Video (in German): Technologien für und wider Digitale Souveränität
Rüdiger Weis und Volker Grassmuck nähern sich dem Thema digitale Souveränität aus zwei verschiedenen Richtungen.
Weis, der Krypto-Profi, nimmt die Hardware ins Visier, die uns durch das „Internet of Things“ in die Wohnstuben geliefert wird: Vernetzte Kühlschränke, Toaster, Kaffeemaschinen, Thermostate, Webcams – alle ip-fähig und oftmals im default-Modus offen wie ein Scheunentor. Das haben frierende Finnen erfahren ebenso wie die Endverbraucher in den USA, die im Oktober letzten Jahres von einer DDoS-Attacke durch eine Armee von IoT-Geräten betroffen waren.
Weis fordert nichts weniger als eine Selbstverständlichkeit: Verbraucherschutz. Eine Art TÜV müsse die Geräte prüfen, die Herstellerhaftung müsse greifen, die Lebenszeit der Geräte müsse bestimmt und ein entsprechender Zeitraum gewährleistet sein, in dem Updates der Software erfolgen und Sicherheitslöcher gestopft werden. In diesem schnelllebigem Markt seien Hersteller auch relativ schnell wieder verschwunden. Deswegen müssten die Quelltexte entweder offen gelegt – oder zumindest treuhänderisch verwaltet werden, dass bei einem Marktaustritt die Geräte weiterhin gewartet werden könnten.
Im übrigen könne Forschung und Kryptographie helfen, Geräte und Daten zu schützen. Dafür stellt Weis verschiedene Verfahren vor, die dazu dienen können, Vertrauensanker aufzubauen, staatliche und nicht-staatliche. Allerdings misstraut der Experte gegenwärtig auch den eigenen Regierenden: „Ich kann keiner Datenschutzzusicherung einer Bundesregierung glaubem, die nicht mal ihr eigenes Parlament gegen Angriffe schützen kann.“
Der Mediensoziologe Volker Grassmuck nähert sich dem Thema digitale Souveränität aus Sicht der Datenauswertung, der Verwertung der gesammelten Informationen und den Risiken, die sich dadurch für den Verbraucher und die Verbraucherin entfalten. Bspw. Autoversicherungen, die günstige Tarife anbieten, wenn die autofahrende Gemeinde bereit ist, Tracking-Hard- und Software in ihre Fahrzeuge einbauen zu lassen, die den Fahrstil, das Brems- und Beschleunigungsverhalten sowie die Geolocation und vieles andere mehr aufzeichnen und weiterleiten. Die einen rabattieren sich durch individuelle Verträge die Gebühren. Die anderen, die nicht in der Lage sind, weil ihr Auto zu alt ist, weil sie selbst zu alt sind oder einfach nicht wollen, dass ihre Versicherung sie ständig beobachtet, zahlen die Rechnung für die Ersparnis der Tracking-Begeisterten.

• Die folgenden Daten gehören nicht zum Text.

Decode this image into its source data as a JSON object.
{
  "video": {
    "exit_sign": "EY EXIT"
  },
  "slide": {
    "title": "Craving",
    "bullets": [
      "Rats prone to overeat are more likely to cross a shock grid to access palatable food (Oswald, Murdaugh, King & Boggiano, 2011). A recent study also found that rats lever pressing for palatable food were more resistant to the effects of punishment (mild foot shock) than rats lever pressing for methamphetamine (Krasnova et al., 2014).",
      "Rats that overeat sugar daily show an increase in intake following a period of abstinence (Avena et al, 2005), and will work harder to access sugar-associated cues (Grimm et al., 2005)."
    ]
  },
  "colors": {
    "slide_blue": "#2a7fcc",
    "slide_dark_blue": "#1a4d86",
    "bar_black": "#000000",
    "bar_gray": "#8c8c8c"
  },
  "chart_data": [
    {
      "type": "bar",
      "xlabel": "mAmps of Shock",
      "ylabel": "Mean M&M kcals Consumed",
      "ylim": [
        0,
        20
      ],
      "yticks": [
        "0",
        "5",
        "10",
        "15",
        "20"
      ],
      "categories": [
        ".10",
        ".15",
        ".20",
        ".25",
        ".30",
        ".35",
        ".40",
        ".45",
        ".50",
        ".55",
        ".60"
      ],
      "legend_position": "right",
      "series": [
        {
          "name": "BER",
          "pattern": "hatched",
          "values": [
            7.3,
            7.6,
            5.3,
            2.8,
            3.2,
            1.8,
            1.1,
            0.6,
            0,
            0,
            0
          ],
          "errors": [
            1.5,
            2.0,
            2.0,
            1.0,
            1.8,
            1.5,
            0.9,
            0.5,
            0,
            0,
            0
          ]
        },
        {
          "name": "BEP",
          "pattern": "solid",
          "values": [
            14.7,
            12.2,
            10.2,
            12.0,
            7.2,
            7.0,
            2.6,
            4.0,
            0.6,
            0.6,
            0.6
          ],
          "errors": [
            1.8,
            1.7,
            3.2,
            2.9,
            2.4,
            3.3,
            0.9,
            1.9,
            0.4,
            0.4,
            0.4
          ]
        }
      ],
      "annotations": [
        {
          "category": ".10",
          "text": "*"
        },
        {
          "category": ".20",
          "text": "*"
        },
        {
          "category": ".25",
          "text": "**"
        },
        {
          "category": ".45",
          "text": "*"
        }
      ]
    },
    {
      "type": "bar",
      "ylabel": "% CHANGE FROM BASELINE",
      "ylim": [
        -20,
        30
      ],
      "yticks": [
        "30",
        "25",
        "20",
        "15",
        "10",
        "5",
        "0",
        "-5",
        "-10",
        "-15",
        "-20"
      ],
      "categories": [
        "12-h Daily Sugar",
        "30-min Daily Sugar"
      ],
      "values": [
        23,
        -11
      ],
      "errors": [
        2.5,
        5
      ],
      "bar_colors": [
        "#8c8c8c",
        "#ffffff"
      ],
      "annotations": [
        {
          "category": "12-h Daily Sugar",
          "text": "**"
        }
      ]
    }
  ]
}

Dieser Art der individuellen Bereitschaft, sich um des eigenen Vorteils willen ständig und überall verfolgen zu lassen, hat vor Jahren mit den App-Stores, den Messenger-Diensten, den Spielen, all den wunderbaren Nettigkeiten und Alltagserleichterungen begonnen – und dafür die Nutzer*innen gelehrt, dass es gut und sinnvoll ist, sich die persönlichen Daten en bloc absaugen zu lassen. So trifft das Scoring auf einen bereits vorbereiteten Boden, in dem Geschäftsmodelle blühen, die nun das Tracking in scheinbar noch größeren, individuellen Benefit umsetzen: Bessere Tarife hier, 50€ zusätzlich für die Smart-Watch durch eine Krankenkasse dort. Die Haltung der Nutzer*innen führt zu einer schleichenden Entsolidarisierung in der Gesellschaft. Die, die es sich leisten können und wollen, machen Kasse oder sparen Geld – die anderen Zahlen die Rechnung. Denn eines macht Grassmuck ganz klar: Die Merkmale von Armut und Scoring korrelieren, die Armen zahlen mehr – schon weil sie sich die neuesten Fahrzeuge oder Smartphones oder -watches nicht leisten können.